Thursday, November 18, 2010

Research Shows Stuxnet Worm Aimed At Iran

By Josh Halliday
This article was published in The Gulf Times on 19/11/2010

Two new independent examinations of the Stuxnet computer worm, thought to be the work of a national government agency, show that it was definitely built to target technology used at Iran’s Bushehr nuclear power plant.

Described as one of the “most refined pieces of malware ever discovered,” Stuxnet took direct aim at industrial systems based in Iran, whose first nuclear power station recently began operations. Speaking to the Guardian in September, security experts said the attack was likely a state-sponsored case of “modern espionage”.

Now new research by cyber security firm Symantec shows definitively that Stuxnet was built to target uranium enrichment equipment used to fuel Tehran’s controversial nuclear programme.

Eric Chien, a researcher at Symantec, said the company had “connected a critical piece of the puzzle” with the finding.

Stuxnet works by sabotaging frequency converter drives used to alter the speed of motors in factory machinery, the study shows. The worm only attacks drives that run at a higher speed - between 807 Hertz (Hz) and 1210 Hz.

When Stuxnet finds drives running at those speeds, it begins changing their revolution speed dramatically - “to 1410Hz and then to 2Hz and then to 1064Hz,” Symantec says. That could make a system tear itself apart due to inertial effects, and would certainly prevent it functioning properly.

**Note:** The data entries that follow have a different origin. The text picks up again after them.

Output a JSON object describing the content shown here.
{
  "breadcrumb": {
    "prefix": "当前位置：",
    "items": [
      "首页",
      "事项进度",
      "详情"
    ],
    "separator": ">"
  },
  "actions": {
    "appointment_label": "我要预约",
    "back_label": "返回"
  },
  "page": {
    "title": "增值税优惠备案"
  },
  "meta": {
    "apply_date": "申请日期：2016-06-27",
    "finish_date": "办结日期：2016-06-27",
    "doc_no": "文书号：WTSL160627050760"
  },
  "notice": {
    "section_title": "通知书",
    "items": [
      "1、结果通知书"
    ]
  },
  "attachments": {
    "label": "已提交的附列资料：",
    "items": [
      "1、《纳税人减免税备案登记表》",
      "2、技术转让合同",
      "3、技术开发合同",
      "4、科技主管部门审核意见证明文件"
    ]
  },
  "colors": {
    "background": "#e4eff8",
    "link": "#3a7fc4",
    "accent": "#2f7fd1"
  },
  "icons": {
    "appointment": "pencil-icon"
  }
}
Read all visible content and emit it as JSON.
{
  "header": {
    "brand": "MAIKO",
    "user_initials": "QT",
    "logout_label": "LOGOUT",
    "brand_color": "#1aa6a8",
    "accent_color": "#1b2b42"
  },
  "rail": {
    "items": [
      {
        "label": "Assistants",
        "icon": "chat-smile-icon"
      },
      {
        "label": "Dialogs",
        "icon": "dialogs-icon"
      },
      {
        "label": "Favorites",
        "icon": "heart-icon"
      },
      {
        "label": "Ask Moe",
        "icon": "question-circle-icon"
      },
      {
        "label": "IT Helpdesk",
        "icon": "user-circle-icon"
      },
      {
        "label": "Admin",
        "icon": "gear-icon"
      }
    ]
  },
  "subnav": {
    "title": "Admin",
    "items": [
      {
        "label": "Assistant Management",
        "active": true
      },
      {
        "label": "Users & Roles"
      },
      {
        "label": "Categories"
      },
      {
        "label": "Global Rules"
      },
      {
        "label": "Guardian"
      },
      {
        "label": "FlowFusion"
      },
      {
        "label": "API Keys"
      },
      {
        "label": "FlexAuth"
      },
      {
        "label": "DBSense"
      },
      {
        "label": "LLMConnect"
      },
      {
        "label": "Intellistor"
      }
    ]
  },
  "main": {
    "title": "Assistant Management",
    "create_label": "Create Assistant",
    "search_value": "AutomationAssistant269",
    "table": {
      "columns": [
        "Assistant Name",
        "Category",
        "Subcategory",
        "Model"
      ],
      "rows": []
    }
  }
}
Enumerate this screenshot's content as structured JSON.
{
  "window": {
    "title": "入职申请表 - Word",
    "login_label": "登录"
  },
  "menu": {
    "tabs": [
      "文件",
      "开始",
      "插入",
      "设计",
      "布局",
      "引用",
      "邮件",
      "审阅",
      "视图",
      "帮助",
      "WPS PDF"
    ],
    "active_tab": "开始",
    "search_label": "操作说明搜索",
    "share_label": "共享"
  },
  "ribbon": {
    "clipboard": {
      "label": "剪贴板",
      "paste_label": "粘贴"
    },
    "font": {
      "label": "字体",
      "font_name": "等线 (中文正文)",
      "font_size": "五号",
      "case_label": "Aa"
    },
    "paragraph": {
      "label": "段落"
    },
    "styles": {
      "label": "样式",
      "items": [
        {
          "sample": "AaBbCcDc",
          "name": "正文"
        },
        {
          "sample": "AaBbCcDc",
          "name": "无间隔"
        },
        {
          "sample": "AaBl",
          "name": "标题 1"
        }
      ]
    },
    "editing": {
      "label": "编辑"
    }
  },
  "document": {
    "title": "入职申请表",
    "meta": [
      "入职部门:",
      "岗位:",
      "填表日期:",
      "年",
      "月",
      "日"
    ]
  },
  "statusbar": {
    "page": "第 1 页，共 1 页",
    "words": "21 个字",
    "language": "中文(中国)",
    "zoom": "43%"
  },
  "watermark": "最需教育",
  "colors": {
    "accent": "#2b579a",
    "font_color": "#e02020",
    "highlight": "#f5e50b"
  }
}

“Modification of the output frequency essentially sabotages the automation system [preventing it] from operating properly,” Chien said.
That Iran is the target emerges from the second part of the discovery, Symantec’s team explains: “we can now confirm that Stuxnet requires the industrial control system to have frequency converter drives from at least one of two specific vendors, one headquartered in Finland and the other in Tehran, Iran. This is in addition to the previous requirements we discussed of a S7-300 CPU and a CP-342-5 Profibus communications module.” They note that “while frequency converter drives are used in many industrial control applications, these speeds are used only in a limited number of applications.”

Specifically, “efficient low-harmonic frequency converter drives that output over 600Hz are regulated for export in the United States by the Nuclear Regulatory Commission as they can be used for uranium enrichment. We would be interested in hearing what other applications use frequency converter drives at these frequencies.”

The worm was identified by a Belarusian security firm working for an Iranian client earlier this year, after finding that some technology in the Tehran plant wasn’t working properly. Experts said the worm must have been well-funded and that the team which wrote it probably comprised between five and 10 people, and would have taken around six months to ready for deployment.

Ivanka Barzashka, a research associate at the Federation of American Scientists, told Reuters: “If Symantec’s analysis is true, then Stuxnet likely aimed to destroy Iran’s gas centrifuges, which could produce enriched uranium for both nuclear fuel and nuclear bombs.”

Another computer security firm, Langner Communications of Germany, also independently found that the worm was designed to target systems used in power plants, such as those at the Bushehr nuclear power plant.

Alan Bentley, senior international vice president at security firm Lumension, said Stuxnet is “the most refined piece of malware ever discovered,” and that the worm was significant because “mischief or financial reward wasn’t its purpose, it was aimed right at the heart of a critical infrastructure.”

Graham Cluley, a senior consultant with the online security firm Sophos, told the Guardian that the attack heralded the “third age” of cyber crime, where “there are political, economic and military ways in which the internet can be exploited - and malware can be used - to gain advantage by foreign states.”

“I think we will see more and more attacks which will be blamed on state-sponsored cyber attacks. There have been numerous attacks in the past which could be said to have possible military, political or economic motives, but it is very difficult to prove that a hack was ordered by Mossad or instead dreamt up by a Macclesfield student.”